Friday, April 25, 2014

A damning indictment of drug regulation in India - How the CDSCO handled new drug approvals

(This post is the second part of a series examining the functioning of India's drug regulatory authority, the CDSCO).

Having examined the mandate, organization structure and operational procedures of the CDSCO, the Committee moved on to investigate one of the most important activities the CDSCO undertakes - New Drug Approvals. In order to do so, the CDSCO was asked to provide detailed reports on 42 new medicines that had received their approval - a mere 2% of all drugs approved by them from January 2001 to October 2010. And this is where things started to get very murky indeed.

Three of the drugs on the list (pefloxacin, lomefloxacin and sparfloxacinhappened to be somewhat controversial, having either never been marketed in Western countries, or withdrawn from the market due to serious side effects. They are still sold in India. Naturally, one would expect a higher level of monitoring of these medications. Instead, the Ministry had no files for them at all. That's right, nothing. In government-speak, the files were "untraceable". So there is no record of how such controversial drugs got approved, what kind of safety profile they had with regards to the Indian population, and whether any adverse effects were reported in clinical trials, if they were performed at all.

Things were not much better for the remaining 39 drugs either, with a litany of missing or poorly performed studies. In contravention of existing rules, 11 drugs had not been tested in Phase III clinical trials at all. Two drugs had been tested in a very small number of people, well below the statutory requirement of at least 100 patients. One drug had been tested at only two hospitals, whereas the rules specify a minimum of three to four testing sites. Four drugs had not only not undergone clinical trials, but had not even been evaluated by outside experts. In the Committee's words, "The decision to approve these drugs was taken solely by the non-medical staff of CDSCO on their own." 

13 drugs had not received approval for sale in any major developed country (such as the USA, Canada and Australia). For 24 drugs, medical experts had not been consulted for their opinions prior to approval. In cases where experts had been consulted, only 3-4 opinions had been sought, far fewer than is considered necessary to arrive at a rational and well-informed decision.

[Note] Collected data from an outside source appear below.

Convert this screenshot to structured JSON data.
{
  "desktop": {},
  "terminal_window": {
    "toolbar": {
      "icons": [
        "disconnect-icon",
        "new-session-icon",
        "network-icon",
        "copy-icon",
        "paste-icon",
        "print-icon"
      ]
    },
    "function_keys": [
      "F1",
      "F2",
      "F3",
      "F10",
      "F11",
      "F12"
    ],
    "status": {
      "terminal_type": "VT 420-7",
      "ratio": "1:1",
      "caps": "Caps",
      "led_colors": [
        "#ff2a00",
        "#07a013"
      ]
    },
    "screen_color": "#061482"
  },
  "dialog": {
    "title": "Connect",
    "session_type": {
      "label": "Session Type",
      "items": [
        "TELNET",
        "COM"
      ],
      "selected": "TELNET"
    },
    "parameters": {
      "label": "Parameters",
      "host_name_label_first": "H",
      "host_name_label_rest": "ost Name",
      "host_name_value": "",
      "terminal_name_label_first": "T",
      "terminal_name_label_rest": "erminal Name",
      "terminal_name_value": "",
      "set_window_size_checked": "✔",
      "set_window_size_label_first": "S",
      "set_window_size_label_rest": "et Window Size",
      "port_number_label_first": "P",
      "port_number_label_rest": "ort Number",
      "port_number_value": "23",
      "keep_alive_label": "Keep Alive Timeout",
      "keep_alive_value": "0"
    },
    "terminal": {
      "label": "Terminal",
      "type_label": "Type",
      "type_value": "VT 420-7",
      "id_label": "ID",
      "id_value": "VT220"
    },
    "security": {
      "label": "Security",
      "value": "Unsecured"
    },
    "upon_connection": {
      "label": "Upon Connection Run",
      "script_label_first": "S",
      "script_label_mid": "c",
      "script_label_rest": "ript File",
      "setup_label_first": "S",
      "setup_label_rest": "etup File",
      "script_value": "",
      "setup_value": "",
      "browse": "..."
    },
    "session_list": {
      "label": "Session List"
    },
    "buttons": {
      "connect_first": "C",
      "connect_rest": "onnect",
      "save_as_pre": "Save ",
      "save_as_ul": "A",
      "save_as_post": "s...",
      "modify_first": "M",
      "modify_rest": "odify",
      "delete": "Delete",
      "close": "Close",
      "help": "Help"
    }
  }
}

Even more troubling, a total of 33 drugs had received CDSCO approval during the period of Jaunary 2008 to October 2010 without any clinical trials being conducted in the Indian population. The Ministry explained that in special cases, drugs could be approved without clinical trials in the "Public Interest". As the Committee pointed out rather acerbically, "No explanation is available as to what constitutes Public Interest". It was equally critical of such explanations as were offered by the Ministry:
Some of the reasons given for irregular approvals are: “Serious disease” (all the more reason to conduct clinical trials to ensure that patients in India really benefit from such imported, exorbitantly expensive drugs), “Rare disease status according to United States Food and Drugs Administration” (How can USFDA decide which is rare disease in India?), “Orphan drug status in Europe and USA” (There is no provision in Indian laws to give special treatment to such foreign drugs). 
The law has been designed to allow for certain drugs to be approved rapidly without necessarily undergoing clinical trials in India. This loophole was meant to be used in emergency situations, such as an epidemic of a new disease - say, bird flu - where there may not be sufficient time to carry out detailed investigations. But as the report points out, none of the 33 drugs could be classified as "emergency" drugs, and in fact had been launched in foreign markets well before they were introduced in India, allowing for plenty of time to conduct clinical trials. The lack of information on how these drugs perform in Indian populations extends to expert opinions and post-marketing surveillance data, which were inadequate at best and non-existent at worst. As the report states, "The interest is in those ethnicities that live in India, not Slavs, Caucasians, Hispanics and Negroes." Skipping clinical trials in India makes life simpler for drug manufacturers and cuts costs, but puts the Indian population at risk for adverse effects that may not be detected if the drug has been tested on a mix of Western ethnicities.

Upon examination, the Committee also found that those Phase III trials that had been conducted in India were often carried out in small towns, which were most likely to have a homogenous population. Given that there are multiple ethnicities in India (for example, Indo-Aryan and Dravidian, among others), for a trial to satisfactorily cover a representative sample of the Indian population, it would need to be conducted in urban areas with heterogenous populations, as well as in geographically disparate centres so that all ethnicities could be included. Given the way they were conducted at the time the report was prepared, the Committee concluded that ,"...such trials do not produce any useful data and merely serve to complete the formality of documentation."